The White House wants $65 million in fiscal 2019 for the Department of Energy's work on the low-yield ballistic-missile warhead called for in the latest Nuclear Posture Review, a weapon Congress must authorize before the agency can start building it.
“At the time the FY 2019 Budget was transmitted to the Congress, the details of the NPR [Nuclear Posture Review] were still being defined, and were not ready for inclusion in the FY 2019 Budget,” Mick Mulvaney, director of the White House Office of Management and Budget, wrote in a budget amendment package dated Friday. [full amendments package on whitehouse.gov].
As expected, DoE's semiautonomous National Nuclear Security Administration (NNSA) will create the new low-yield warhead by modifying some existing W76 warheads currently used by the Trident II D-5 missiles carried aboard Ohio-class submarines.

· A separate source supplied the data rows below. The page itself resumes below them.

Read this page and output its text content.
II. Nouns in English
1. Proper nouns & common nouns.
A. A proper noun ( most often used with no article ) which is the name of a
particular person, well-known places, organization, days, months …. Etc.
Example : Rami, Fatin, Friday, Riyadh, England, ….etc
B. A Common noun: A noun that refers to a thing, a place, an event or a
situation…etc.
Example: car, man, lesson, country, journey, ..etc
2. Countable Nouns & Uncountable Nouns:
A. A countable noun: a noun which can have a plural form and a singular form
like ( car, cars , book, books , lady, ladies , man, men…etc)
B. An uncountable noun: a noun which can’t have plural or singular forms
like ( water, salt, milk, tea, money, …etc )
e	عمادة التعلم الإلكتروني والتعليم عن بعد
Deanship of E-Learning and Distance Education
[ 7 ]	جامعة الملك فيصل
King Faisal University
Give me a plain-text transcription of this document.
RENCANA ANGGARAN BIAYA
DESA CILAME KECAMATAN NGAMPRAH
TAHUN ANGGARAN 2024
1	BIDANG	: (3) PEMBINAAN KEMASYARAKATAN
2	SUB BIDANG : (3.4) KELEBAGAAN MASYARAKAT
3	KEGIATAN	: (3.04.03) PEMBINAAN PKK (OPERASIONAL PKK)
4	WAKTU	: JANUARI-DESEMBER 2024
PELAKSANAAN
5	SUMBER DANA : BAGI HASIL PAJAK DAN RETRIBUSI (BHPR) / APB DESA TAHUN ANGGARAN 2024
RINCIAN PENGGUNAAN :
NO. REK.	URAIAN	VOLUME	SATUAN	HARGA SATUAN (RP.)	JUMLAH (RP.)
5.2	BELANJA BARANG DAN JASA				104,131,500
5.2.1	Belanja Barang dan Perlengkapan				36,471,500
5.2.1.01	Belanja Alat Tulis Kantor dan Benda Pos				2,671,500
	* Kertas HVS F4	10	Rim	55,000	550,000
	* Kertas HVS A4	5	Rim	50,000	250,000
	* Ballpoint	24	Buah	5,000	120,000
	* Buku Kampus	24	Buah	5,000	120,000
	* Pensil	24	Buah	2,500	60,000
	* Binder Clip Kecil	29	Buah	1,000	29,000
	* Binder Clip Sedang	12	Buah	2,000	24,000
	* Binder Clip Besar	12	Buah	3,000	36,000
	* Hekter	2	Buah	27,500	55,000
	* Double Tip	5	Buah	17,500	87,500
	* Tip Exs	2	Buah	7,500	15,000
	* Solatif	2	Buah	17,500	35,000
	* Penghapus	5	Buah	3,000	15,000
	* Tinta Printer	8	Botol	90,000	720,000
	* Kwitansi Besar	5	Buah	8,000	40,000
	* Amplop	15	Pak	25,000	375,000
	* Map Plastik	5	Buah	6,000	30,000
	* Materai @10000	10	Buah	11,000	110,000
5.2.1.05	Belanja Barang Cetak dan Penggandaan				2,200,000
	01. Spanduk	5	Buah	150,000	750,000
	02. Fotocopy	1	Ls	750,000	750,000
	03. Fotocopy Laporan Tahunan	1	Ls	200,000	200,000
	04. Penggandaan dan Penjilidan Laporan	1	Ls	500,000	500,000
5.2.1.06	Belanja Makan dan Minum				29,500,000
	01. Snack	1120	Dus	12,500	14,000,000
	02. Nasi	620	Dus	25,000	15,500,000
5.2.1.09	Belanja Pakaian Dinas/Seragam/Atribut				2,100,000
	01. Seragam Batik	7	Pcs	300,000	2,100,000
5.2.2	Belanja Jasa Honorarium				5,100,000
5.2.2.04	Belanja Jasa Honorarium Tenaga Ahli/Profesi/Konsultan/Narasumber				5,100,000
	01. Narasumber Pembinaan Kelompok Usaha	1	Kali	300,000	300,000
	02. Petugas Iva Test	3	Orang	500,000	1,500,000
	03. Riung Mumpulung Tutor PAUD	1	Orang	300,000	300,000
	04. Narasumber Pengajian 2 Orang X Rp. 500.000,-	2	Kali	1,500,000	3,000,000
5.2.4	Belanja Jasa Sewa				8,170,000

The NNSA is in the middle of a separate life-extension program for the W76 warhead and wants to use the assembly lines built for that work to do the low-yield modification, Mulvaney wrote in his letter to House Speaker Paul Ryan (R-Wis.).
The 2019 funding for the weapon modification would come out of the budget for the NNSA’s Defense Programs, though Mulvaney did not identify the operations that would be cut for the low-yield warhead’s sake.
The NNSA cannot begin design work on the low-yield warhead without congressional authorization either as part of a budget bill or in separate legislation such as the annual National Defense Authorization Act.
Democrats in Congress have bucked at the Trump administration’s desire to build low-yield warheads. Along with the low-yield ballistic missile warhead mandate, the Nuclear Posture Review directs the NNSA and the Pentagon to study a low-yield option for a future sea-launched cruise missile.